“It will be the computer that makes the decision in a nanosecond”
Speaking at a forum hosted by the National Automobile Dealers Association, Buffett said that he thought self-driving cars wouldn’t be widely adopted for a long time but that when they were, moral considerations in traffic accidents could be taken out of human hands.
“There’s some interesting questions. I mean, let’s just say you have got a self-driving car and you are going down the street and a 3-year-old kid runs out in front of the car and there’s another car coming the other direction with four people in it and the computer is going to make the decision as to whether to hit the kid or hit the other car,” said Buffett.
“And I am not sure who gets sued under those circumstances, you’re going to kill somebody, and it will be the computer that makes the decision in a nanosecond and it will be interesting to know who programs that computer and what their thoughts are about the values of human lives and things,” he concluded.

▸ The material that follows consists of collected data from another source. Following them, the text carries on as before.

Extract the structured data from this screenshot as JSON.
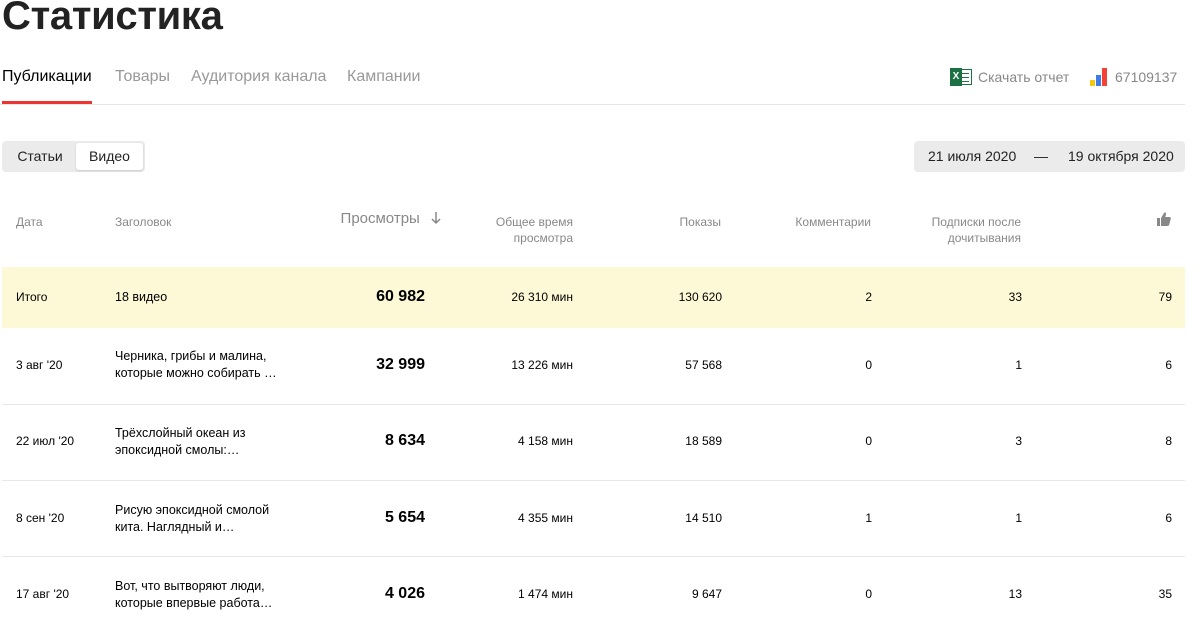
{
  "page": {
    "title": "Статистика"
  },
  "tabs": [
    {
      "label": "Публикации",
      "active": true
    },
    {
      "label": "Товары",
      "active": false
    },
    {
      "label": "Аудитория канала",
      "active": false
    },
    {
      "label": "Кампании",
      "active": false
    }
  ],
  "header_actions": {
    "download_label": "Скачать отчет",
    "download_icon": "excel-icon",
    "account_id": "67109137",
    "account_icon": "metrika-bars-icon"
  },
  "content_type": {
    "options": [
      "Статьи",
      "Видео"
    ],
    "selected": "Видео"
  },
  "date_range": {
    "from": "21 июля 2020",
    "separator": "—",
    "to": "19 октября 2020"
  },
  "table": {
    "columns": {
      "date": "Дата",
      "title": "Заголовок",
      "views": "Просмотры",
      "views_sort_icon": "arrow-down-icon",
      "watch_time_line1": "Общее время",
      "watch_time_line2": "просмотра",
      "shows": "Показы",
      "comments": "Комментарии",
      "subs_line1": "Подписки после",
      "subs_line2": "дочитывания",
      "likes_icon": "thumbs-up-icon"
    },
    "total": {
      "date": "Итого",
      "title": "18 видео",
      "views": "60 982",
      "watch_time": "26 310 мин",
      "shows": "130 620",
      "comments": "2",
      "subs": "33",
      "likes": "79"
    },
    "rows": [
      {
        "date": "3 авг '20",
        "title_line1": "Черника, грибы и малина,",
        "title_line2": "которые можно собирать …",
        "views": "32 999",
        "watch_time": "13 226 мин",
        "shows": "57 568",
        "comments": "0",
        "subs": "1",
        "likes": "6"
      },
      {
        "date": "22 июл '20",
        "title_line1": "Трёхслойный океан из",
        "title_line2": "эпоксидной смолы:…",
        "views": "8 634",
        "watch_time": "4 158 мин",
        "shows": "18 589",
        "comments": "0",
        "subs": "3",
        "likes": "8"
      },
      {
        "date": "8 сен '20",
        "title_line1": "Рисую эпоксидной смолой",
        "title_line2": "кита. Наглядный и…",
        "views": "5 654",
        "watch_time": "4 355 мин",
        "shows": "14 510",
        "comments": "1",
        "subs": "1",
        "likes": "6"
      },
      {
        "date": "17 авг '20",
        "title_line1": "Вот, что вытворяют люди,",
        "title_line2": "которые впервые работа…",
        "views": "4 026",
        "watch_time": "1 474 мин",
        "shows": "9 647",
        "comments": "0",
        "subs": "13",
        "likes": "35"
      }
    ]
  },
  "colors": {
    "active_tab_underline": "#ee3333",
    "total_row_bg": "#fdf8d6",
    "excel_green": "#1d7044"
  }
}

During the forum, Buffett also noted how safer driving would be bad for his insurance business and that he “would not be holding a party” if that came to fruition.
The ethical conundrum of how a computer driven car would react in a situation where a traffic accident is unavoidable has been the subject of intense debate for years.
The arrival of self-driving cars, which some predict could be on the roads within 10 years, has also prompted questions as to the fate of conventional vehicles.
Last month, Tesla CEO Elon Musk predicted that in the future human-driven cars will be banned by authorities because they are “too dangerous”.
“You can’t have a person driving a two-ton death machine,” said Musk, before later clarifying that he wasn’t advocating the banning of human-driven cars, but that it could eventually happen.